“We’re all in a race for relevance.” – journalist Eleanor Clift
When you were growing up, did your parents or teachers tell you to “Use your words?”
If so, it was their way of encouraging you to express what you were feeling, whether that was “I am angry” or “I am afraid that when you go away on a trip you won’t come back.”
That advice to “Use your words” served an important purpose back then. It taught us to put language to our emotions and experiences, and to voice how we were feeling instead of just acting it out.
However, if we “use OUR words” to articulate what we want or feel when trying to connect with people, our communications may fall on uninterested ears.
For example, telling an agent how badly WE want a book deal won’t motivate them to want to represent us.
Telling a corporate donor how much OUR non-profit needs their donation won’t motivate them to write a check.
Telling an interviewer, “I need this job” won’t persuade them to hire you.
EVERY author wants a book deal. Every non-profit needs funding. Every interviewee wants the job.
That doesn’t make us different, it makes us just another in a long line of people who focus on what we want rather than why this will be a win for the other person.
This was eloquently articulated by Elon Musk, the visionary founder of Space X and Tesla. When I found out Musk would be speaking at the National Press Club, I called my son Tom, who works for NASA, to ask if there was anything he’d like me to ask him.
Tom said, “A lot of my friends who worked on the shuttle have been laid off. Many of them are applying to work at Space X.” Tom said, only half kidding, “Ask Elon Musk’s advice on the best way to get an interview.
Sure enough, in the Q & A following his talk, Musk asked for questions. I raised my hand and posed Tom’s question, “What’s your advice to job seekers?”
Musk said something brilliant, in one sentence. “Don’t tell me about the positions you’ve held .. tell me about the problems you’ve solved.”
Now, that’s relevant!
In my book Got Your Attention? I provide a W5 Form and suggest that you invest the time to think it through and fill it out before every communication.
YES. If you want to produce desired results, this is the single best thing you can do in advance to put yourself in your intended decision-makers’ shoes and crystallize exactly what you can say that will be meaningful and relevant for them.

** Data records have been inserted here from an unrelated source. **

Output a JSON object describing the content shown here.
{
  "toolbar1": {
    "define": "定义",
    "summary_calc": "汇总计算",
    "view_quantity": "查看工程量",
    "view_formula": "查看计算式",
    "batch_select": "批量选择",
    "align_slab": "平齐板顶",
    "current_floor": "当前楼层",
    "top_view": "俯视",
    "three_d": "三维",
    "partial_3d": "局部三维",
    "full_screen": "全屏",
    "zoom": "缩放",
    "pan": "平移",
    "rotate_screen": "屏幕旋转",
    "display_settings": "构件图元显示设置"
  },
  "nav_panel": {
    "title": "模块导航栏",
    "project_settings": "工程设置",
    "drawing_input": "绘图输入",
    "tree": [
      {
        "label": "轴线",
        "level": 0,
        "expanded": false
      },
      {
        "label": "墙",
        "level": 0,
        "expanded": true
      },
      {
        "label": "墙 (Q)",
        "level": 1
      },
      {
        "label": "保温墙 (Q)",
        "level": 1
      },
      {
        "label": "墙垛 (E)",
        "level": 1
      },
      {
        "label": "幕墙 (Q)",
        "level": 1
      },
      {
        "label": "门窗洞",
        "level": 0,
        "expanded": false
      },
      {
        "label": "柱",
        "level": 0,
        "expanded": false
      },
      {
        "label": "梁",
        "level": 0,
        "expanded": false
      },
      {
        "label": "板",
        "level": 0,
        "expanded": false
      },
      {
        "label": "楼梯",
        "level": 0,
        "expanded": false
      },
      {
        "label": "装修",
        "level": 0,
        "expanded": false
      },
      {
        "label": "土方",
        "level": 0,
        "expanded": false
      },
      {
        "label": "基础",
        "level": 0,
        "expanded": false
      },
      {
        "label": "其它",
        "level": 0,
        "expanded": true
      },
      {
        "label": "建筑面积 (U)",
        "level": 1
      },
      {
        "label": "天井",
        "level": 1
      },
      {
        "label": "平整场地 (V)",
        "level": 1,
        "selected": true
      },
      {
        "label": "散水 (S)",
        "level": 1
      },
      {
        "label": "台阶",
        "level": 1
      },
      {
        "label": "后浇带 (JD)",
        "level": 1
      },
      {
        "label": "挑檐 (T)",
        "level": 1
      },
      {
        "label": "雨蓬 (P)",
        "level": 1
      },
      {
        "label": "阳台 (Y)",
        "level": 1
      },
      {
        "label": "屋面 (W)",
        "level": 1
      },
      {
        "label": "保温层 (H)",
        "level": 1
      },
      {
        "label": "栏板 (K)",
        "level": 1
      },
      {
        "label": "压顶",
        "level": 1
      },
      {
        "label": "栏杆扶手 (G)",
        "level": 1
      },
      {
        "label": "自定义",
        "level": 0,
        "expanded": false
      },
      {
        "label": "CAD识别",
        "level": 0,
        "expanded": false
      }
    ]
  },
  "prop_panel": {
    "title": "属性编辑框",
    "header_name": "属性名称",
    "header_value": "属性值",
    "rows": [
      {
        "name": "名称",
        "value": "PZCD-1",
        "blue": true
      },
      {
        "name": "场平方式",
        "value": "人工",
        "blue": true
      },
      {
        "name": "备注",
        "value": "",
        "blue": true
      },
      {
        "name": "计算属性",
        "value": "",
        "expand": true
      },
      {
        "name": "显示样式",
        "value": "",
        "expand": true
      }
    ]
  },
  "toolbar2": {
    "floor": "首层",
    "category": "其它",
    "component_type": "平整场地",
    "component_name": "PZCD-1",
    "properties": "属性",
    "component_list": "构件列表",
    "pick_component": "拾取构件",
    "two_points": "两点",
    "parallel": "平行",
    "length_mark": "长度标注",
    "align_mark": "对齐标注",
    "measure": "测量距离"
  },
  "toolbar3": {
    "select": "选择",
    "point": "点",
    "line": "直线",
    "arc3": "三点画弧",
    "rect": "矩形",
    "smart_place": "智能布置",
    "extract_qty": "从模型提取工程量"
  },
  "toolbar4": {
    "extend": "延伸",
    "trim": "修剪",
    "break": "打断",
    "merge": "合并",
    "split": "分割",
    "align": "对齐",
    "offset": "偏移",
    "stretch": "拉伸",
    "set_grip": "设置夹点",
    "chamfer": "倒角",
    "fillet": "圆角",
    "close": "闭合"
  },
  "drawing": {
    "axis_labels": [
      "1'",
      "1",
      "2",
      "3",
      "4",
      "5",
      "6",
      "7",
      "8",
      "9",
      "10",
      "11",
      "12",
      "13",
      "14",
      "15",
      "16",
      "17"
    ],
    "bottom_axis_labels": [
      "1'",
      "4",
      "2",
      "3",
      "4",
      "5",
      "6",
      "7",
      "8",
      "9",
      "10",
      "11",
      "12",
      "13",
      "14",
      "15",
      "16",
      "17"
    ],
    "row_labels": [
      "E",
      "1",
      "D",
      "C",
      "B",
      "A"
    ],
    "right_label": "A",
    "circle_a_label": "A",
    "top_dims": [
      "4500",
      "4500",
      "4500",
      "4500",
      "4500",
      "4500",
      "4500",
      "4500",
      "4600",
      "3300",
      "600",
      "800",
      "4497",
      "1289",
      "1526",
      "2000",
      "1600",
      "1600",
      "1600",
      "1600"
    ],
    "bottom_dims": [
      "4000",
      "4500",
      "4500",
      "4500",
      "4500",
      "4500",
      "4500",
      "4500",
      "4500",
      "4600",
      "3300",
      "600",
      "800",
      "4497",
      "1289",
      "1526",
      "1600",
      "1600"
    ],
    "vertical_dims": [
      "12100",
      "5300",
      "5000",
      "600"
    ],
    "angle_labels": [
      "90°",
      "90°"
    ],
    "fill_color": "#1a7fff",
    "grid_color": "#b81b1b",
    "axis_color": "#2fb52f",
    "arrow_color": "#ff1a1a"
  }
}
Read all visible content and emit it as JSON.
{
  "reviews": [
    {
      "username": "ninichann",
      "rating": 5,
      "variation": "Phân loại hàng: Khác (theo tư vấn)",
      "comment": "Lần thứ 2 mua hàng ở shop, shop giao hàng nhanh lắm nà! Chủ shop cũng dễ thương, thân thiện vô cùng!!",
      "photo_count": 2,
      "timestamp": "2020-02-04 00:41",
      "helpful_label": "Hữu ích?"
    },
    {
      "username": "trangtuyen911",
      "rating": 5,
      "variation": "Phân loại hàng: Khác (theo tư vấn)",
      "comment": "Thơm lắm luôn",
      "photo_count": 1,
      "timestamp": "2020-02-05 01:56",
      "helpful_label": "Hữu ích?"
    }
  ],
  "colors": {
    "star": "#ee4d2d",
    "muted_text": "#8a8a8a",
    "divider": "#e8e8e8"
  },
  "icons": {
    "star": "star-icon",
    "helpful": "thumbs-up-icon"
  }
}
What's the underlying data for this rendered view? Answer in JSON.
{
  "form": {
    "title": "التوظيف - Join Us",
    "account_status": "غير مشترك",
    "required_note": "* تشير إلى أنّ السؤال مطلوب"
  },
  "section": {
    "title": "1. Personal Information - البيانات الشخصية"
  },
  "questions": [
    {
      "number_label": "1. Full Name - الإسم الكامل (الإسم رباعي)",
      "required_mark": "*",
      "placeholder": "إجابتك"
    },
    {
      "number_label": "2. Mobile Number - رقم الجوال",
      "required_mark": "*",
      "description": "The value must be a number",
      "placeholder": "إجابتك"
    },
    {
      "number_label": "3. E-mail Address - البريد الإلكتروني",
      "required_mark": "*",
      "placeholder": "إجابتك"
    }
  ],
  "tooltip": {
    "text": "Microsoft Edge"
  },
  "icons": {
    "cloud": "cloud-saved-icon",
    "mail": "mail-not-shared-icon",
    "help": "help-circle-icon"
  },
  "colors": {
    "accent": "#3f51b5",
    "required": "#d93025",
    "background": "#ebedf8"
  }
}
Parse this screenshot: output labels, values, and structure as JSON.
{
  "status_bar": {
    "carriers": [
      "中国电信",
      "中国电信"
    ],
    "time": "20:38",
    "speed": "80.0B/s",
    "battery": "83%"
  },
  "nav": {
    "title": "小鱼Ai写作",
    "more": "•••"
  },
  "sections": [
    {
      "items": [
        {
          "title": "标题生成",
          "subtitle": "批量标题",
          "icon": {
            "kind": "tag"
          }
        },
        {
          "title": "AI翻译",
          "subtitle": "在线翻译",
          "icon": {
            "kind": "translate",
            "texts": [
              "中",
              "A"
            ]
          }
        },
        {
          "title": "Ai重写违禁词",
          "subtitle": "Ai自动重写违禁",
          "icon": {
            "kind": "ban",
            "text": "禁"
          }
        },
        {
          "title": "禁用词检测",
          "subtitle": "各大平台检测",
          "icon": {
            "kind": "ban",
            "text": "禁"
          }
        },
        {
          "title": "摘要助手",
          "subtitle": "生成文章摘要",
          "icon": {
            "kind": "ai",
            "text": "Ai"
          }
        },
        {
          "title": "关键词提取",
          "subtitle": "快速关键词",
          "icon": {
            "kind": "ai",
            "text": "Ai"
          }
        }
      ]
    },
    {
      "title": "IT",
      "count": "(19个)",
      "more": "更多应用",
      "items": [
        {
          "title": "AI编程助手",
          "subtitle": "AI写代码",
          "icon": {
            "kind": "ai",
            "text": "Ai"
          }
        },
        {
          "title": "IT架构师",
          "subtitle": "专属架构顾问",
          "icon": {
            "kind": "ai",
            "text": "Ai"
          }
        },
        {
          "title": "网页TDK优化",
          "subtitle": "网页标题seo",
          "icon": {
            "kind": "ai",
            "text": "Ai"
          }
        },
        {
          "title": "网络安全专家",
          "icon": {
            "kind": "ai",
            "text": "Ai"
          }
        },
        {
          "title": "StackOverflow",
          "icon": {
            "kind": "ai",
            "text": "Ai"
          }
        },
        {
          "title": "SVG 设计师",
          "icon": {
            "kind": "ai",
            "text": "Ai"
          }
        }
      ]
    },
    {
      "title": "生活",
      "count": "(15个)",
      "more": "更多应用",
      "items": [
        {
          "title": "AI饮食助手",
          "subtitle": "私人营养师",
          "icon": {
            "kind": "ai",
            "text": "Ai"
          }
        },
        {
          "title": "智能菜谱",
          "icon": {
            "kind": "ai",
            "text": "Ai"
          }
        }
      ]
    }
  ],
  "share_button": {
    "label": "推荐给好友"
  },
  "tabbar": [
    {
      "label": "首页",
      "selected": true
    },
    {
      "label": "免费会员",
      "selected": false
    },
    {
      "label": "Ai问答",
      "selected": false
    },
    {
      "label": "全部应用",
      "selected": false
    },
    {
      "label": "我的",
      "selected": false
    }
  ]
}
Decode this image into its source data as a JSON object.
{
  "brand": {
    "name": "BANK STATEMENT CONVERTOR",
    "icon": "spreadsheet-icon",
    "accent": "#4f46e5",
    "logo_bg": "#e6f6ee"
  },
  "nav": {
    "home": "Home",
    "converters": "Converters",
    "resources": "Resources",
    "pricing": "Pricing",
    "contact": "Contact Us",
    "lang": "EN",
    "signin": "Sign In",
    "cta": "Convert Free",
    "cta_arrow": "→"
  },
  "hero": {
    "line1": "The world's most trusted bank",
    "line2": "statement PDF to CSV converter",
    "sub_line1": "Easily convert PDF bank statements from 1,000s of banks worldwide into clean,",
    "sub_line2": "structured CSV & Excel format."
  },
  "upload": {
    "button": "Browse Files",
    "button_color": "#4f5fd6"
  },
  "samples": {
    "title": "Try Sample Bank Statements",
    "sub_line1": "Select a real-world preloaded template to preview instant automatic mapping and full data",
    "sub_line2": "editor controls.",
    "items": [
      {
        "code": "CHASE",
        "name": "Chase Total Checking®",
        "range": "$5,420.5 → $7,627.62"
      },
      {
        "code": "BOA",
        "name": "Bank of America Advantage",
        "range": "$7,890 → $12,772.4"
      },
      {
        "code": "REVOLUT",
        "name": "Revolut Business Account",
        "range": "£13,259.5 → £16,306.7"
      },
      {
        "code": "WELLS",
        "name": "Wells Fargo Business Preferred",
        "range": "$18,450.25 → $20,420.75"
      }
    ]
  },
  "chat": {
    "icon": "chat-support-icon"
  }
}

Some of the questions on the W5 Form include: Who are your decision-makers? What do they care about? What matters to them that you have in common? What problems are they facing that you have already solved elsewhere or could solve?
How could you language your communication so it uses THEIR words? How could you introduce yourself by mentioning an interest you share? What is “insider terminology” you could use that would indicate you’ve done your homework and are familiar with their industry?
All of this could fast-forward a mutually-meaningful connection that gives all parties involved a win.
That’s exactly what happened with Casey, a twenty-something family friend. Casey was applying to the Peace Corps and asked for my help with his application essay. I said, “Casey, let’s bring up their website and review their criteria.”
He said “Why is that important?”
“Because they’re giving you the answers to the test! Look at their job description. It tells you exactly what they’re looking for. Address every single one of those criteria by giving an example of how you’ve done it, using their language.”
That’s what Casey did, and guess who got accepted to the Peace Corps and ended up working with school children in Guatemala, and loving every minute of it? That’s right, Casey.
How about you? What’s an important communication you have coming up? An interview? Sales presentation? Staff meeting? Training workshop? Instead of focusing on YOUR wants and needs – could you focus on what matters to your decision-makers and bring that up first?
You’ll discover that customizing your communication and leading with your audience’s priorities dramatically increases relevance, and dramatically increases the likelihood everyone gets what they want.